As concession manager, Karen McGregor is often the first person at the park. With shelters in the area, she says it’s not surprising that some seek a place to rest in the ball park.
“They’re kicked out of the shelters at seven in the morning,” she said.
There’s rarely a problem when homeless people who hunker down in the ball park are asked to move along before game time, McGregor added.
“But it’s really nice to know that I do have numbers that I can call and they would be here within minutes to assist – I think that’s great community support.”
You might think that having the park in the heart of the city’s most embattled neighbourhood would be the biggest challenge but in fact, Myers says the community’s changing demographic is what presents the toughest test.
“Every year, the biggest discussion we have is about how we are going to get more kids playing the game.”
In the early ’90s, the number of players was 750 at its peak. Over the past five years, the average number is 360 per year.
Myers says as the city changes – and as more high-tech games and hobbies compete for young people’s time – finding more young players to groom is always a challenge.
“That’s our biggest struggle.”
To register your child, visit whalleylittleleague.com.
Despite its challenges, the brand of Whalley baseball – and the community that built it – is thriving.

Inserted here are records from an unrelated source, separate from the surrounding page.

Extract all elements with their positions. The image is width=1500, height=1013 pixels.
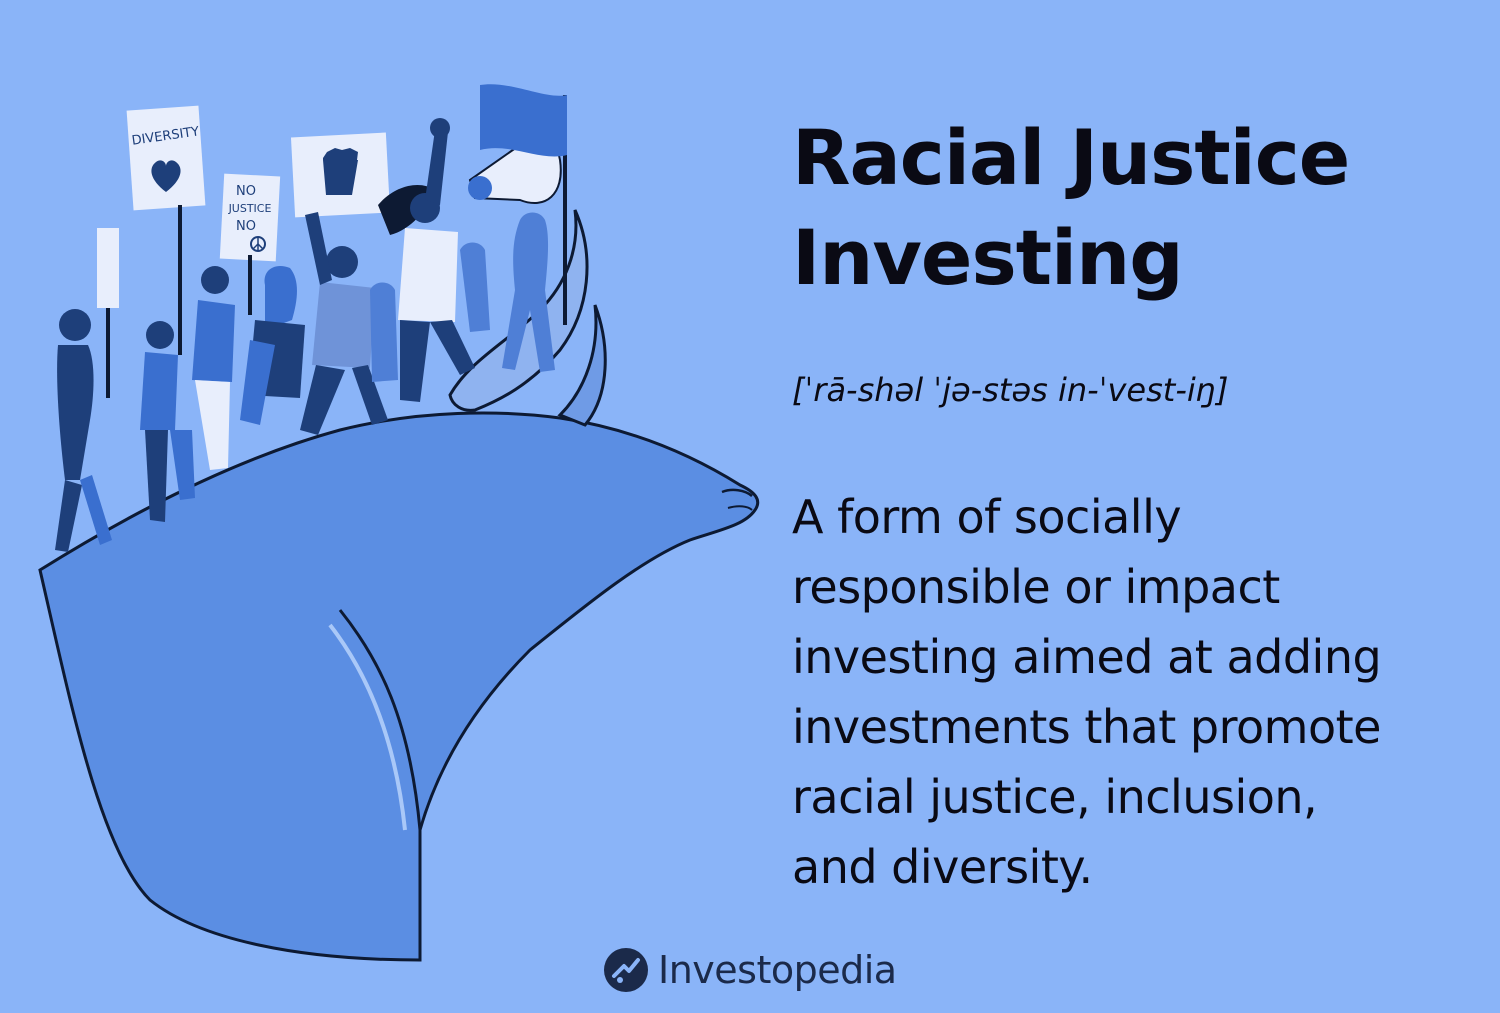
title-line-1: Racial Justice — [792, 113, 1350, 202]
brand-name: Investopedia — [658, 948, 897, 992]
definition-text: A form of socially responsible or impact… — [792, 482, 1482, 902]
investopedia-logo-icon — [604, 948, 648, 992]
definition-line-1: A form of socially — [792, 490, 1182, 544]
definition-line-4: investments that promote — [792, 700, 1381, 754]
pronunciation-text: [ˈrā-shəl ˈjə-stəs in-ˈvest-iŋ] — [792, 371, 1229, 409]
investopedia-logo: Investopedia — [602, 940, 897, 1000]
sign-no-text: NO — [236, 184, 256, 199]
definition-line-5: racial justice, inclusion, — [792, 770, 1318, 824]
bull-protest-illustration: DIVERSITY NO JUSTICE NO — [38, 84, 760, 962]
definition-line-3: investing aimed at adding — [792, 630, 1382, 684]
title-line-2: Investing — [792, 213, 1184, 302]
sign-no2-text: NO — [236, 219, 256, 234]
sign-justice-text: JUSTICE — [228, 202, 272, 215]
fist-icon — [323, 148, 358, 195]
bull-silhouette — [38, 411, 760, 962]
definition-line-6: and diversity. — [792, 840, 1093, 894]
definition-line-2: responsible or impact — [792, 560, 1280, 614]
infographic-canvas: DIVERSITY NO JUSTICE NO Racial Justice I… — [0, 0, 1500, 1013]
flag-icon — [480, 84, 567, 157]
page-title: Racial Justice Investing — [792, 108, 1472, 308]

A few weeks ago, Jason Skellett was going to run on the track at South Surrey Athletic Park when he saw a few younger guys taking batting practice next to the track. Instead of going for a run, he joined them.
Turns out, they are college students playing in Kentucky on scholarhips.
Two of them grew up playing ball in Whalley – and Skellett now meets them every day to hit the ball.
“It’s such a tight-knit community – as soon as I mentioned the word ‘Whalley,’ the next thing you know we’re buddies. Just because of that one word – Whalley.”
Because I play ball with a bunch of former Whalley players, this story doesn’t surprise me. But there is one detail I find hard to believe.
Those guys weren’t wearing their old hats.